Гертруда слегка наклонилась вперед и, положив мясистую руку на большую, сухую, красивую руку Анны, продолжала:
— Артур бешено работает. Дел хоть отбавляй, а толку мало. Теперь у него опять неприятности с органами надзора. — Доктор Зимель был известен как очень способный адвокат. Он работал вместе с одним французским коллегой, но работал нелегально: у него не было французского диплома. — Тут не пробьешься, — говорила Гертруда, — не станешь на ноги, как ни держись, как ни цепляйся, то и дело срываешься. И неудержимо катишься вниз. — Она говорила тихо, не глядя на Анну, но руки не снимала; Анне было неприятно, но она не решалась отнять свою руку.

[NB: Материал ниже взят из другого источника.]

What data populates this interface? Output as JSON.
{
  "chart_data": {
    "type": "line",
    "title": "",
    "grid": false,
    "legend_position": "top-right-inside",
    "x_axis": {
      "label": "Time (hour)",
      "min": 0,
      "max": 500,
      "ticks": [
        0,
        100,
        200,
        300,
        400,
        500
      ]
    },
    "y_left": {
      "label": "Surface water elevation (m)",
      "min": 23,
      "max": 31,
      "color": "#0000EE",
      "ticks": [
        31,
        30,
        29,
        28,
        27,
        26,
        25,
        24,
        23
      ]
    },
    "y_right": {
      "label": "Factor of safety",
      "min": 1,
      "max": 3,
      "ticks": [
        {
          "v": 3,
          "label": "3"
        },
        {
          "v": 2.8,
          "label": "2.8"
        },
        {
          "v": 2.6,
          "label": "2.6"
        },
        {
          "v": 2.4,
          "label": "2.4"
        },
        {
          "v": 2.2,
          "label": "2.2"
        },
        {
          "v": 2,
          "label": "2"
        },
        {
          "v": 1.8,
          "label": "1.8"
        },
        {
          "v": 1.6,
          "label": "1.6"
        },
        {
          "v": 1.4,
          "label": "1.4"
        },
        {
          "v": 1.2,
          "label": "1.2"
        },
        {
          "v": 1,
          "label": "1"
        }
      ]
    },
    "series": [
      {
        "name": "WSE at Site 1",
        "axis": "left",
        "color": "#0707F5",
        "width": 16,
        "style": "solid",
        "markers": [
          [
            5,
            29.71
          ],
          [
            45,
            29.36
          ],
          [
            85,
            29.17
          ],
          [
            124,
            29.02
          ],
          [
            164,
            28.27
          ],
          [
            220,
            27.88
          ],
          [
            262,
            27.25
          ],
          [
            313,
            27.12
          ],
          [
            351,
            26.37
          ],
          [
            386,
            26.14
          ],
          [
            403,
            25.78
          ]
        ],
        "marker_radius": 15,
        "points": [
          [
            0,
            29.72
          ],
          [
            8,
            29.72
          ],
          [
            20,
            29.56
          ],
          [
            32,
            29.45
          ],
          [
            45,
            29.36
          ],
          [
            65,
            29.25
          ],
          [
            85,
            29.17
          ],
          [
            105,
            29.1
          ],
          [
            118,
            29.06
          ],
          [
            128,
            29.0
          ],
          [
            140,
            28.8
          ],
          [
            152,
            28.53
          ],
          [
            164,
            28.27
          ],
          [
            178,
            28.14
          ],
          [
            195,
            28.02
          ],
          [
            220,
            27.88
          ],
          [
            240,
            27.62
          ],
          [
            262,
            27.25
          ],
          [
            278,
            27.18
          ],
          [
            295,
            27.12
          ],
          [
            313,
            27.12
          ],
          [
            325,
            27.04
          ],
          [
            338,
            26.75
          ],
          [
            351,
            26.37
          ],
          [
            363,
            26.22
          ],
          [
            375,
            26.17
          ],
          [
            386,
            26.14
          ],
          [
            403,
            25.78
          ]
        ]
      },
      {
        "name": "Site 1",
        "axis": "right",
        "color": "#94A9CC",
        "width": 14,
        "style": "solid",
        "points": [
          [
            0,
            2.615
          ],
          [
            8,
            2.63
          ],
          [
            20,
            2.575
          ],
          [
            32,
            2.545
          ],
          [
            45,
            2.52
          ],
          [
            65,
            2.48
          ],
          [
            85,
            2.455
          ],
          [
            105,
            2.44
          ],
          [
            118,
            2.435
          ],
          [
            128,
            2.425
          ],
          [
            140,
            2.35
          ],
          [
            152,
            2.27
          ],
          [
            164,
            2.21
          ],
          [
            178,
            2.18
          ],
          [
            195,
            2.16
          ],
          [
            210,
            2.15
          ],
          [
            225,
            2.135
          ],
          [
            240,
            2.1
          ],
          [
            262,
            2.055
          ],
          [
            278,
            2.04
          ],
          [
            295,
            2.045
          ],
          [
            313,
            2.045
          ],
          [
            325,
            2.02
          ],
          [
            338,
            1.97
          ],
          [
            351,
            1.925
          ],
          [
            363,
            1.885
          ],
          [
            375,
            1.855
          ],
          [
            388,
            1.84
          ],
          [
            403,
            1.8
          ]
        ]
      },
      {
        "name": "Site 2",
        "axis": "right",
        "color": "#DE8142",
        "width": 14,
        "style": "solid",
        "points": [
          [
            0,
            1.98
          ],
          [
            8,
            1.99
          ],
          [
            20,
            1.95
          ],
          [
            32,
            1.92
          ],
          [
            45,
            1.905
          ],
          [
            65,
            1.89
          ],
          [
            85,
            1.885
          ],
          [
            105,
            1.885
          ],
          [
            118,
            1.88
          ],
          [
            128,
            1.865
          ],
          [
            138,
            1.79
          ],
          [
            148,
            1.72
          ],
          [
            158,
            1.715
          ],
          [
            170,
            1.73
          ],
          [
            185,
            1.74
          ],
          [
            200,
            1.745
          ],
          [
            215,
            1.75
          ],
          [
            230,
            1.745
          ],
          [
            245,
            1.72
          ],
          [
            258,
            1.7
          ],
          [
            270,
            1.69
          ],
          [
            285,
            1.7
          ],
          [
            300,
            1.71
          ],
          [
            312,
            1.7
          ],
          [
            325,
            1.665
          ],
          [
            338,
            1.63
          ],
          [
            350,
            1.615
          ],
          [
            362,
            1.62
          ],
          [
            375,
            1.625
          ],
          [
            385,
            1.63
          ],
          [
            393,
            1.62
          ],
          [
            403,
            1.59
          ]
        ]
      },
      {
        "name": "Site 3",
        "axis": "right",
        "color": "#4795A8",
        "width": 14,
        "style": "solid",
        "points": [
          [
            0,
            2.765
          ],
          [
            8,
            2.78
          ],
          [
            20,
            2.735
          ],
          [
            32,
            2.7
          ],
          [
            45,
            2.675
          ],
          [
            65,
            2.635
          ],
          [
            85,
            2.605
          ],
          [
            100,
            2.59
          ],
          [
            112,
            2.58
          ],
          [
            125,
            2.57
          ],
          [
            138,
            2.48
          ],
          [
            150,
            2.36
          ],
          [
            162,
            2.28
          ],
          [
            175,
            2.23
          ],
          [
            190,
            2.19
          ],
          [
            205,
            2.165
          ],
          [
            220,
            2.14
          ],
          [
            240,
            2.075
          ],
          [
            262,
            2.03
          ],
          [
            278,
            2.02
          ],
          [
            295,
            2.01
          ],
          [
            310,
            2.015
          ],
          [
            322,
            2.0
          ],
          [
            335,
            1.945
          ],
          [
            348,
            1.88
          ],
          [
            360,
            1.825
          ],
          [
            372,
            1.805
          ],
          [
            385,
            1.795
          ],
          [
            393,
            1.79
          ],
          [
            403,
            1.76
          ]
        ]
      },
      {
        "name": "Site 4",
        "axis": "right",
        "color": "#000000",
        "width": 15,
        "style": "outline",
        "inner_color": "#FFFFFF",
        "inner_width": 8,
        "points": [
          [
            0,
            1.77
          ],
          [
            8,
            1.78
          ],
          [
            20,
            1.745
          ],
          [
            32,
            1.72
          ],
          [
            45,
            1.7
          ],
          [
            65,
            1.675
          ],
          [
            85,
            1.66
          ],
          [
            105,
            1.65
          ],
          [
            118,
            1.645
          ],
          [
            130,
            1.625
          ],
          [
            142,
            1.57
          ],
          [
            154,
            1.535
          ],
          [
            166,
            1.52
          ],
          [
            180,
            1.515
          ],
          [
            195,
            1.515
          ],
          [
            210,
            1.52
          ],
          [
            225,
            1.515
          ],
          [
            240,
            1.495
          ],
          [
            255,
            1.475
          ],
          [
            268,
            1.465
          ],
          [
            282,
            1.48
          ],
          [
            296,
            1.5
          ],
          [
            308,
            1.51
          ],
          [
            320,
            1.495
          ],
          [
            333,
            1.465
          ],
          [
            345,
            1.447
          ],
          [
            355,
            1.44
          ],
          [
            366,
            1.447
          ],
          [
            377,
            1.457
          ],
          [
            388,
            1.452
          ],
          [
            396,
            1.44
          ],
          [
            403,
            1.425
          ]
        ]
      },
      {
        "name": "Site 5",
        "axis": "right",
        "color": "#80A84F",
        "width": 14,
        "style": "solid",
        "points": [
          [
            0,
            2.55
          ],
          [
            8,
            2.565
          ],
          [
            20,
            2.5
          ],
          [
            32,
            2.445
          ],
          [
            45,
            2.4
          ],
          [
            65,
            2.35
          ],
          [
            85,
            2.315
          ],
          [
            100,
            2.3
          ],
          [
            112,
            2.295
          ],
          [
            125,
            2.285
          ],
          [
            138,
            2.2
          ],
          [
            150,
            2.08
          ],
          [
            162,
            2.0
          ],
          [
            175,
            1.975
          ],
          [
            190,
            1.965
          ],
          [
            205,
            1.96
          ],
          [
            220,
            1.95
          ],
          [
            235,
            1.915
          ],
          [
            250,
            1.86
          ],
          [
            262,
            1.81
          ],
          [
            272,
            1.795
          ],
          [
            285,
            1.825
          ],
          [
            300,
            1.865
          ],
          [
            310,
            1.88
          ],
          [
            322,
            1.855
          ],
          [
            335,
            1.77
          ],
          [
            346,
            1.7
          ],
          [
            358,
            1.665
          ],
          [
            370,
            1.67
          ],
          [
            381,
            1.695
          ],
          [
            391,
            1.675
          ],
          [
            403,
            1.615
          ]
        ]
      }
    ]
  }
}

То, что Гертруда так разоткровенничалась, потрясло Анну. Сама она чувствовала себя сегодня увереннее, чем обычно, но ей не доставило никакого удовольствия, что «фрау Кон так сильно сбавила спеси».
— Да, — сказала она неопределенно, — радости мало.
Так сидели они в фешенебельном кафе среди холеных женщин, внешне не отличаясь от них, островок печали среди разлитого вокруг довольства. И, быть может, впервые за время своего знакомства не чувствовали, насколько они чужды друг другу; наоборот, между ними рождалась какая-то близость.
Спустя несколько дней уже недалеко от дома доктора Вольгемута Анна встретила Элли; они пошли вместе. Это случалось редко. Почему они чаще не встречались на станции метро, было непонятно: ведь послеобеденную работу они начинали в одно время. Но Элли никогда не отличалась аккуратностью.
Сегодня, однако, она не опаздывает. Она семенит рядом с Анной, оживленно болтает. Да, насколько в первое время своей работы у доктора Вольгемута Элли была подавлена и склонна к нытью, настолько в последнее время она переменилась, повеселела, была неудержимо болтлива. Хотя она все еще производила впечатление неряшливой, но поблекшей и опустившейся уже не казалась, это была скорее молодая и красивая женщина. Ей, как видно, жилось вольнее, она не чувствовала себя так неуверенно, как прежде. И не оттого, что она теперь лучше, чем в первые дни, справлялась с работой у доктора Вольгемута, она по-прежнему ухитрялась натворить больше бед, чем принести пользы; и если в первое время Вольгемут еще сердился, то теперь его саркастические замечания звучали беззлобно, казалось даже, что в неловкости Элли он находит какую-то прелесть. Во всяком случае, прошло то время, когда он говорил об Элли, что это двадцать два несчастья. Элли с естественным кокетством все больше и больше подчеркивала свою хрупкость, болезненность, неустойчивость, неприспособленность к жизни. Вольгемута это трогало, а Элли, зная, что от такой растроганности недалеко до влюбленности, играла на его чувствах, старалась извлечь из них выгоду.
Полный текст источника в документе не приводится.